Doenitz Gets His Way

Geon

Donor
Last night I watched a documentary on the Battle of the Atlantic. At the time the battle began Germany had approximately 100 U-Boats ready for action. (please correct me if this number is wrong)

Churchill was more concerned according to some sources with the U-Boat threat then he was with the threat of Nazi invasion.

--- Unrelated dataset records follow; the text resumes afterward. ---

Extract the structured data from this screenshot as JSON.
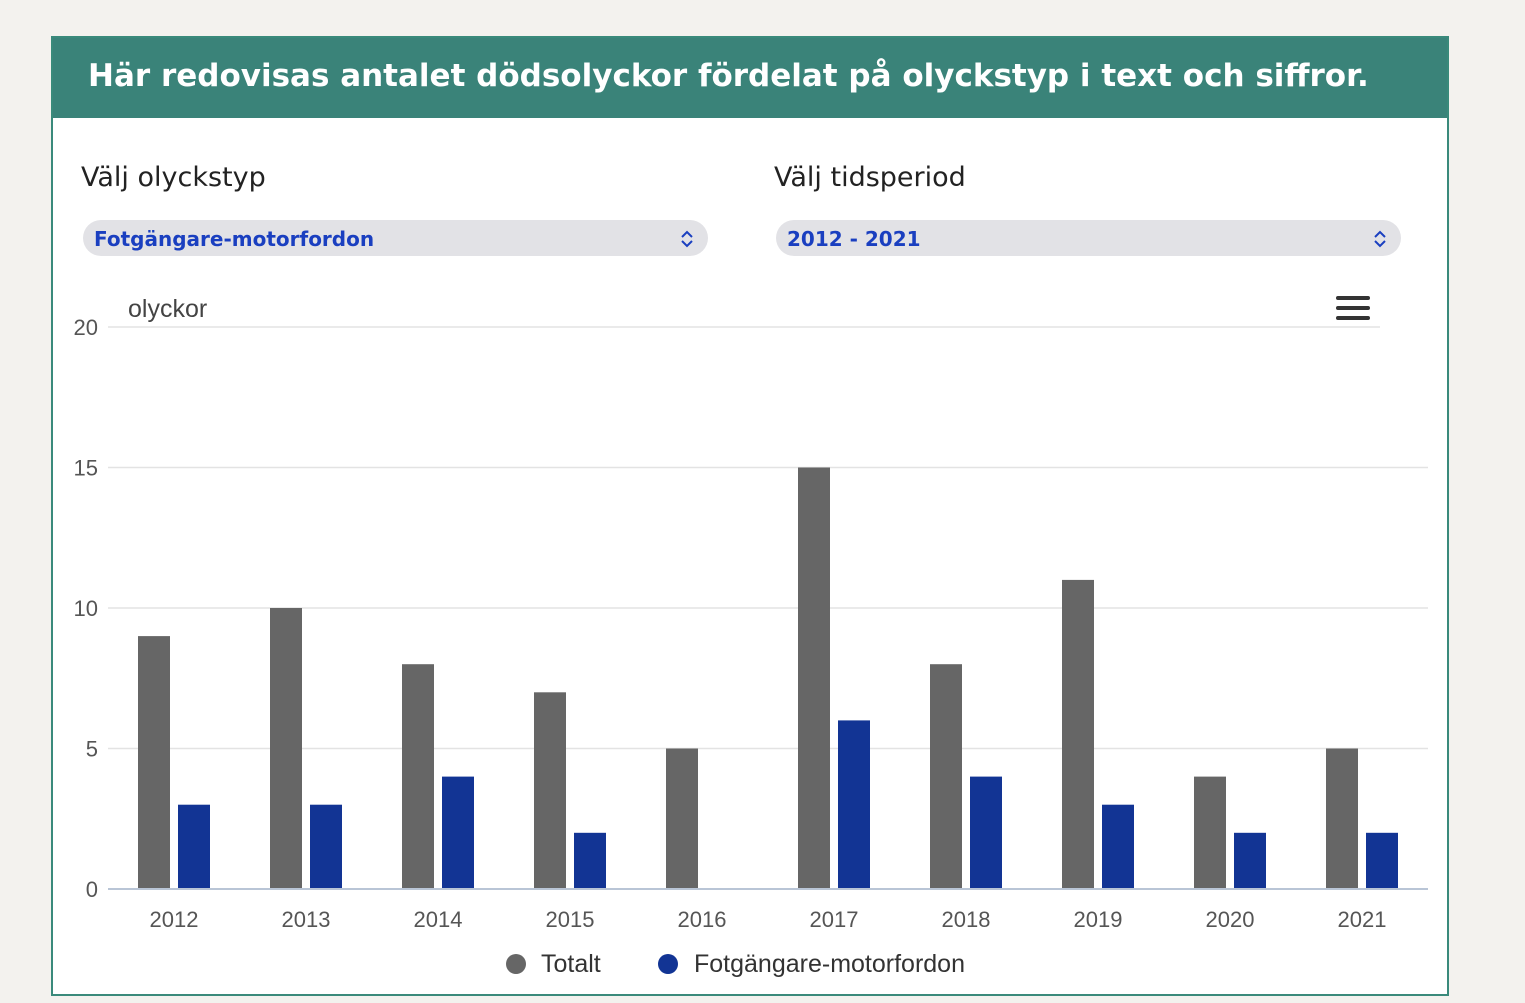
{
  "header": {
    "title": "Här redovisas antalet dödsolyckor fördelat på olyckstyp i text och siffror."
  },
  "controls": {
    "type": {
      "label": "Välj olyckstyp",
      "value": "Fotgängare-motorfordon"
    },
    "period": {
      "label": "Välj tidsperiod",
      "value": "2012 - 2021"
    }
  },
  "chart_data": {
    "type": "bar",
    "ylabel": "olyckor",
    "ylim": [
      0,
      20
    ],
    "yticks": [
      0,
      5,
      10,
      15,
      20
    ],
    "categories": [
      "2012",
      "2013",
      "2014",
      "2015",
      "2016",
      "2017",
      "2018",
      "2019",
      "2020",
      "2021"
    ],
    "series": [
      {
        "name": "Totalt",
        "color": "#666666",
        "values": [
          9,
          10,
          8,
          7,
          5,
          15,
          8,
          11,
          4,
          5
        ]
      },
      {
        "name": "Fotgängare-motorfordon",
        "color": "#123494",
        "values": [
          3,
          3,
          4,
          2,
          0,
          6,
          4,
          3,
          2,
          2
        ]
      }
    ],
    "legend": "bottom-center"
  },
  "icons": {
    "menu": "hamburger-menu-icon",
    "select_arrow": "chevron-up-down-icon"
  }
}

I know some of this has been discussed before but assume two PODs.
  1. Doenitz persuades Hitler to scrap the Z-Plan and concentrate on building U-Boats.
  2. The British sink U-570 without recovering the Enigma Cipher machine on board.
Would these two events have radically changed the Battle of the Atlantic?
 
3 simple points

1. If Nazi Germany has 300 U-boat when ww2 starts the fall of France will probably be averted. 300 U-boat is a lot of resources.
2 . If Britain knows (and it will) what Germany is building towards it will react by changing its building plans.
3. At any point it desires Britain can move 50-200 strategic bombers to a maritime patrol tasking and the threat of U-boat will collapse.
 
On Sept 39 they had 59 with 50 building and not all 59 would have been immediately available or even suitable with some being older smaller boats

Again we butt up against the limitations of the AGNA - the Anglo German Naval Agreement - which was an import arms limitation agreement for the British and an important Tacit agreement by the British to 'officially' allow Germany to abandon the earlier Versailles limitations.

Abandoning it for whatever reason would allow Germany to build what it liked but the implications are huge - for example within a month of abandoning it OTL in April 1939 Britain introduce the Limited Conscription Act!

So by all means they could have done this and had more boats ready in Sept 1939 but how much more ready would the UK be?

Ultimately the BotA was dictated by Geography, and the 2 largest navy's in the world with the largest ship building economies.

It might result in earlier better successes by the KM but it then results in earlier changes of strategy by the British and USA

Even with the 2nd Happy time for example OTL it still took until March 43 before suitable numbers of Liberators were retasked as LRMPAs to cover the Black Gap
 
Would these two events have radically changed the Battle of the Atlantic?

Yes, because there won't be a Battle of the Atlantic as Germany will be defeated by France in early 1941; and Poland will be far closer than it was OTL.

(We've done this to death before, and as a member of ten years I'm surprised you've not seen it)
 
Last night I watched a documentary on the Battle of the Atlantic. At the time the battle began Germany had approximately 100 U-Boats ready for action. (please correct me if this number is wrong)

Churchill was more concerned according to some sources with the U-Boat threat then he was with the threat of Nazi invasion.

I know some of this has been discussed before but assume two PODs.
  1. Doenitz persuades Hitler to scrap the Z-Plan and concentrate on building U-Boats.
  2. The British sink U-570 without recovering the Enigma Cipher machine on board.
Would these two events have radically changed the Battle of the Atlantic?
These events would have crippled German ability to even try Anschluss nevermind anything more. Let’s go step by step.

Germany not bound by naval treaties, building a submarine force is a direct gun pointed at Britain. Said Britain will not be likely to appease anyone in Germany in regards to anything. They’ll stand with the Czechs. They’ll do their damnest to prevent Anschluss. All this will damage confidence in Hitler and leadership.

You can’t hide building of 300 submarines. Submarines are also expensive compared to their tonnage. They not only need to float but dive and operate underwater. Germany announces 300 submarines - Britain announced 2100 flower corvettes to be built. At 7-1 cost they can afford it and would neuter the submarine threat.

Reading German communications is neat but they can locate submarines trough triangulating the radio waves. Germans were very chatty compared to other nations in their naval communiques.
 
Just a few months ago there was a thread on this
And on the first page of that topic there are two more threads quoted with the same subject this year.
 

cardcarrier

Banned
they lose the war much faster because the entire uboat war was a waste of resources no matter how many boats they built

it would have been far more productive in terms of commerce warfare to just build long range heavy bombers to burn out the ports; at least the bombers could be dual functioned to support the army, a little bit anyway

donitz was the dumbest person in Hitler's inner circle, by a lot; he had the IQ of a colonoscopy prep
 
The best thing the Germans could've done is build fewer U-boats, not more. The entire U-boat campaign was doomed to failure, so best just to not even bother (with the benefit of hindsight, of course). And no, it doesn't matter how much in the way of British or American resources were soaked up combatting it ... the Allies could afford to spare those resources to fight U-boats far more easily than the Germans could afford to build them. Asymmetric warfare is only useful if you can use it to win.